Читать книгу The Sagebrusher - Emerson Hough - Страница 9
WANTED: A WIFE
Оглавление"I couldn't have ate at Sim's place if he would of asked me to," grumbled Wid Gardner aloud to himself as he busied himself about his own household duties in his bachelor cabin. "He's too damn dirty, like I said, and that's a fact."
Wid's cabin itself was in general appearance no better, if no worse, than the average in the Two Forks Valley. There was a bed on a rude pole frame—little more than a heap of blankets as they had been thrown aside that morning. The table still held the dishes which had been used, but at least these had been washed, and there was thrown across them what had served as a dish-towel, a washed and dried, fairly clean flour sack which had been ripped out and turned into a towel. There was a box nailed up behind the stove which served as a sort of store room for the scant supplies, and this had a flap at the top, so that it was partly curtained off. Another box nailed against the wall behind the table served as book case and paper rack, holding, among a scant array of ancient standard volumes, a few dog-eared paper-backed books of cheap and dreadful sort, some illustrated journals showing pictures of actresses and film celebrities—precisely the sort of literature which may be found in most wilderness bachelor homes.
At one end of the up-turned box which served as a sort of reading table lay a pile of similar magazines, not of abundant folios, but apparently valued, for they showed more care than any other of the owner's treasures. It was, curiously enough, to this little heap of literature that Wid Gardner presently turned.
Forgetful of the hour and of his waiting cows, he sat down, a copy in his hands, his face taking on a new sort of light as he read. At times, as lone men will, he broke out into audible soliloquy. Now and again his hand slapped his knee, his eye kindled, he grinned. The pages were ill-printed, showing many paragraphs, apparently of advertising nature, in fine type, sometimes marked with display lines.
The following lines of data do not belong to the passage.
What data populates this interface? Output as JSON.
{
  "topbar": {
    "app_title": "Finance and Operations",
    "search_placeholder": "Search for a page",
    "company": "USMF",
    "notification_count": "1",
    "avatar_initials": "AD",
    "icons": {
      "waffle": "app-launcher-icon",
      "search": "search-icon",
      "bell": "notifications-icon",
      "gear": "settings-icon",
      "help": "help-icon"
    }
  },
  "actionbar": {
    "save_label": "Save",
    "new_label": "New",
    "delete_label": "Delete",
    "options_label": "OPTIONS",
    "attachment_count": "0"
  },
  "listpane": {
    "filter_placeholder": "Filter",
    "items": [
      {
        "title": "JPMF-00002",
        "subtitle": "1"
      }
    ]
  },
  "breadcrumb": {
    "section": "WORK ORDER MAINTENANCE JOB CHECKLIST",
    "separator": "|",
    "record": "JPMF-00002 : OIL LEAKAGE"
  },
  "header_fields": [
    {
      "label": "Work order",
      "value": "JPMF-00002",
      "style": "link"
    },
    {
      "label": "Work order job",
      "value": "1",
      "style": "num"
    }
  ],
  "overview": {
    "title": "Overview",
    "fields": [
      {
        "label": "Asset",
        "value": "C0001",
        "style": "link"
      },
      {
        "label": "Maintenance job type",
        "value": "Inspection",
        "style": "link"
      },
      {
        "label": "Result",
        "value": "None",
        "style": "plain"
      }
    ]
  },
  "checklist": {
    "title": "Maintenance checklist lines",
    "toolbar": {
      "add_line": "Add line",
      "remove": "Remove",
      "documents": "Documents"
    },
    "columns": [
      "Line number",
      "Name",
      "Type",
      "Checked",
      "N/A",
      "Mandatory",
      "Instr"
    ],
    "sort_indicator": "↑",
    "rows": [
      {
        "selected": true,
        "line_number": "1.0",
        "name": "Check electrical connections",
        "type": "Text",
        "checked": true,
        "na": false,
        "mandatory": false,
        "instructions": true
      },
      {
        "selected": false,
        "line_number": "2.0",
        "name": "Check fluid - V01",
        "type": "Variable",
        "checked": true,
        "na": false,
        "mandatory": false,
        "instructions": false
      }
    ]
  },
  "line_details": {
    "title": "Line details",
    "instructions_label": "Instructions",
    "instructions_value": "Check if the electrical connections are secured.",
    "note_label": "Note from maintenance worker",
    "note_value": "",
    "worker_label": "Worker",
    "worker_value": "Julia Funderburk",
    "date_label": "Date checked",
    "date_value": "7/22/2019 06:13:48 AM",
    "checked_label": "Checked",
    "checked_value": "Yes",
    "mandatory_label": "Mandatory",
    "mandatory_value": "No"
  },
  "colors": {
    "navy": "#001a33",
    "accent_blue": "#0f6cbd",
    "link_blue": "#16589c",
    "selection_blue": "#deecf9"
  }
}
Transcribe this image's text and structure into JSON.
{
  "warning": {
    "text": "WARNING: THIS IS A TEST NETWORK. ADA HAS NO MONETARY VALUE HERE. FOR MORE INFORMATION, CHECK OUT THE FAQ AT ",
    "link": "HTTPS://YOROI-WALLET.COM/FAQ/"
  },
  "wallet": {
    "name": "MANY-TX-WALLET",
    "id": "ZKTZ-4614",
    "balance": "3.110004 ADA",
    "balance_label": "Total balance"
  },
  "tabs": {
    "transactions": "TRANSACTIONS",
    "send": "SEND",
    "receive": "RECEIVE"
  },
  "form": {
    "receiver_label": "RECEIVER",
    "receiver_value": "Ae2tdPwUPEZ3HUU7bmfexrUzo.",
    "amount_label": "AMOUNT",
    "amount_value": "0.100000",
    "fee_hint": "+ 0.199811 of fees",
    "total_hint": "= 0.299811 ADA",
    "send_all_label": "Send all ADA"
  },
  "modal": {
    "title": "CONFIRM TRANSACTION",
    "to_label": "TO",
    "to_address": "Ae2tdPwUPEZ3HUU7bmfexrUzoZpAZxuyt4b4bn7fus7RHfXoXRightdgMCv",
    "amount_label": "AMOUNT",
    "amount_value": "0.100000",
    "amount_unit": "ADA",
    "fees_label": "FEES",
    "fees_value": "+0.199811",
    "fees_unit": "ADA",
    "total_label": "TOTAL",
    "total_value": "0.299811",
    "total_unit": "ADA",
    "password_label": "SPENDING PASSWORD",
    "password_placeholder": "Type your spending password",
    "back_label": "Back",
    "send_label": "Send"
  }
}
Wid turned page after page, grunting as he did so, until at last he tossed the magazine upon the top of the box and so went about his evening chores. Thus the title of the publication was left showing to any observer. The headline was done in large black letters, advising all who might have read that this was a copy of the magazine known as Hearts Aflame.
Curiously enough, on the front page the headline of a certain advertisement showed plainly. It read, "Wanted: A Wife."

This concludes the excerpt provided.